Location
- Country: United States
- State: North Carolina
- County: Cumberland Harnett Johnston Sampson

Physical characteristics
- Source: divide between Mingo Swamp and Black Creek
- • location: about 2.5 miles northeast of Coats, North Carolina
- • coordinates: 35°25′44″N 078°36′35″W﻿ / ﻿35.42889°N 78.60972°W
- • elevation: 300 ft (91 m)
- Mouth: South River
- • location: about 1 mile northeast of Falcon, North Carolina
- • coordinates: 35°12′29″N 078°27′49″W﻿ / ﻿35.20806°N 78.46361°W
- • elevation: 121 ft (37 m)
- Length: 21.78 mi (35.05 km)
- Basin size: 79.19 square miles (205.1 km^{2})
- • location: South River
- • average: 83.44 cu ft/s (2.363 m^{3}/s) at mouth with South River

Basin features
- Progression: southeast then southwest
- River system: South River
- • left: Mingo Creek Big Juniper Run Starlins Swamp
- • right: Stony Run
- Bridges: Denning Road, NC 27, US 301, I-95, Jonesboro Road, NC 55, US 421, N Spring Branch Road

= Mingo Swamp (South River tributary) =

Stream in North Carolina, USA

Mingo Swamp is a 21.78 mi long 4th order tributary to the South River in North Carolina, located in Cumberland, Harnett, Johnston, and Sampson counties.

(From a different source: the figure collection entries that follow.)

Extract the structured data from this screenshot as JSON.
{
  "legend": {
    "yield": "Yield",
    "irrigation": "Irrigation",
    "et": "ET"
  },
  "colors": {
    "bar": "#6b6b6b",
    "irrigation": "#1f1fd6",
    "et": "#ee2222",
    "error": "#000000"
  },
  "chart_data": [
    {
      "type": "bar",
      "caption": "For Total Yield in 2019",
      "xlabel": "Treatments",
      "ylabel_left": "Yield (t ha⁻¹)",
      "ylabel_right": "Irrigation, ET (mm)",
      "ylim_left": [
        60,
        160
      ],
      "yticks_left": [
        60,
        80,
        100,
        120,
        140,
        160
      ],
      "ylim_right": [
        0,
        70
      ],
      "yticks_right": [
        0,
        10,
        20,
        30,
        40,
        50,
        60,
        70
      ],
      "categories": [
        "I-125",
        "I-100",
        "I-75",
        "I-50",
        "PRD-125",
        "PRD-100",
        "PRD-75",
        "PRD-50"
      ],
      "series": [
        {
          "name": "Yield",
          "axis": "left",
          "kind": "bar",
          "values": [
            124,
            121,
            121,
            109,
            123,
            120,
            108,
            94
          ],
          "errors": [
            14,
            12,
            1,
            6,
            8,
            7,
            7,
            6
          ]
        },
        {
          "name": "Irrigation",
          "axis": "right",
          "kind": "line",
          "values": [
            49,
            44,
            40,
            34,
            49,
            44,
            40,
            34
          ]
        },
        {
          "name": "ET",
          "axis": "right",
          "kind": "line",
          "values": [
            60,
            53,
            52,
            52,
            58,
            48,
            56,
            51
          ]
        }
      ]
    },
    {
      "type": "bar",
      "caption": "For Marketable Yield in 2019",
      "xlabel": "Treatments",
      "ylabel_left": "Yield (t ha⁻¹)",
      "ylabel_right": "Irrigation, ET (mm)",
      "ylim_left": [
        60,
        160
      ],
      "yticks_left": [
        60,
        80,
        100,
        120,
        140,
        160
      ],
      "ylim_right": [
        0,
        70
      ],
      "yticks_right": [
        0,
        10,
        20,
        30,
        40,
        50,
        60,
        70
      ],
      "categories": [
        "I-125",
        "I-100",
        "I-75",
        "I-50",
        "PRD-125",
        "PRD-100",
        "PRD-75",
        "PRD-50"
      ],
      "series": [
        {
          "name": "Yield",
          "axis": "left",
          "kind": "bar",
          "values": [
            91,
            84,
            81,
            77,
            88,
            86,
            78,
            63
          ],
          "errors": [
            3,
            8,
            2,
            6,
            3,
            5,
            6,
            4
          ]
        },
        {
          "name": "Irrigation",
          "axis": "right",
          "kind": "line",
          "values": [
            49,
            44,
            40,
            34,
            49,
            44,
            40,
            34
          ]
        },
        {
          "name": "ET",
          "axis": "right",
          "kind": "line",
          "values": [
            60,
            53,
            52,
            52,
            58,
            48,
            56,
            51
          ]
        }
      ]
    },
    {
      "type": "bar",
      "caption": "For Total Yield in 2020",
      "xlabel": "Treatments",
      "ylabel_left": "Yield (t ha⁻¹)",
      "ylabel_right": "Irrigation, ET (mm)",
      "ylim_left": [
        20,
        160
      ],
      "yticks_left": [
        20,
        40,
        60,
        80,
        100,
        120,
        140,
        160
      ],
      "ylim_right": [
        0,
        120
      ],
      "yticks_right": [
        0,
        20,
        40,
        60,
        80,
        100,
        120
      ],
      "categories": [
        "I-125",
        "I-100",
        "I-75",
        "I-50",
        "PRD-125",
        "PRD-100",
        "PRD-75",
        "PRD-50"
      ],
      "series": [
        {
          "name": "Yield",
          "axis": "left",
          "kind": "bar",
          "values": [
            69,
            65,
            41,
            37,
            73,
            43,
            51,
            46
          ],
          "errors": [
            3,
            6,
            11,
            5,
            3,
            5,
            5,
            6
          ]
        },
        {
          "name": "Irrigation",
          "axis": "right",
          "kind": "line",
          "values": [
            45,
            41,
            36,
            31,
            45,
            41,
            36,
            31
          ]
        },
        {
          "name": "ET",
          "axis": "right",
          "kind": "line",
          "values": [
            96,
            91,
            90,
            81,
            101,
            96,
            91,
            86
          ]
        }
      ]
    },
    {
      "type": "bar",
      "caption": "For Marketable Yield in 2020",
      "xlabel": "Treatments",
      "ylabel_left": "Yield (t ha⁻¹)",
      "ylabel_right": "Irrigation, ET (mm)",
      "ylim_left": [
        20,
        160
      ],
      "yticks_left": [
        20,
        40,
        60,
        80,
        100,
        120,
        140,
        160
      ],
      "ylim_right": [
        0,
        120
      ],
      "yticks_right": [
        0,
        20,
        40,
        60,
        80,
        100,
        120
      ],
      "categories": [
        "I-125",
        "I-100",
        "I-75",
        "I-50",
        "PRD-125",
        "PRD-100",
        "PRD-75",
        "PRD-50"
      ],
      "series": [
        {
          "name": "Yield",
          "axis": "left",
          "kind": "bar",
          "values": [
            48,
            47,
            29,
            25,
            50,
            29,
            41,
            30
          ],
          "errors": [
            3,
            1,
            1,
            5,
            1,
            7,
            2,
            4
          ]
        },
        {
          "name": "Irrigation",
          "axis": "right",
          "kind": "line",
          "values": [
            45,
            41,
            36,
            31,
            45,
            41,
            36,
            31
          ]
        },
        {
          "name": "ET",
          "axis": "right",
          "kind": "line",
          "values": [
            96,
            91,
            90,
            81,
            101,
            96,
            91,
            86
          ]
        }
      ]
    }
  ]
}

Mingo Swamp, along with the Black River, forms the South River.

==Course==
Mingo Swamp rises about 2.5 miles northeast of Coats, North Carolina on the Black Creek divide on the Johnston-Harnett County line. Mingo Swamp begins flowing in a southwest direction, then flows southeast to meet the Black River and form the South River, approximately 1 mile northeast of Falcon, North Carolina.

==Watershed==
Mingo Swamp drains 79.19 sqmi of area and receives about 48.1 in/year of precipitation.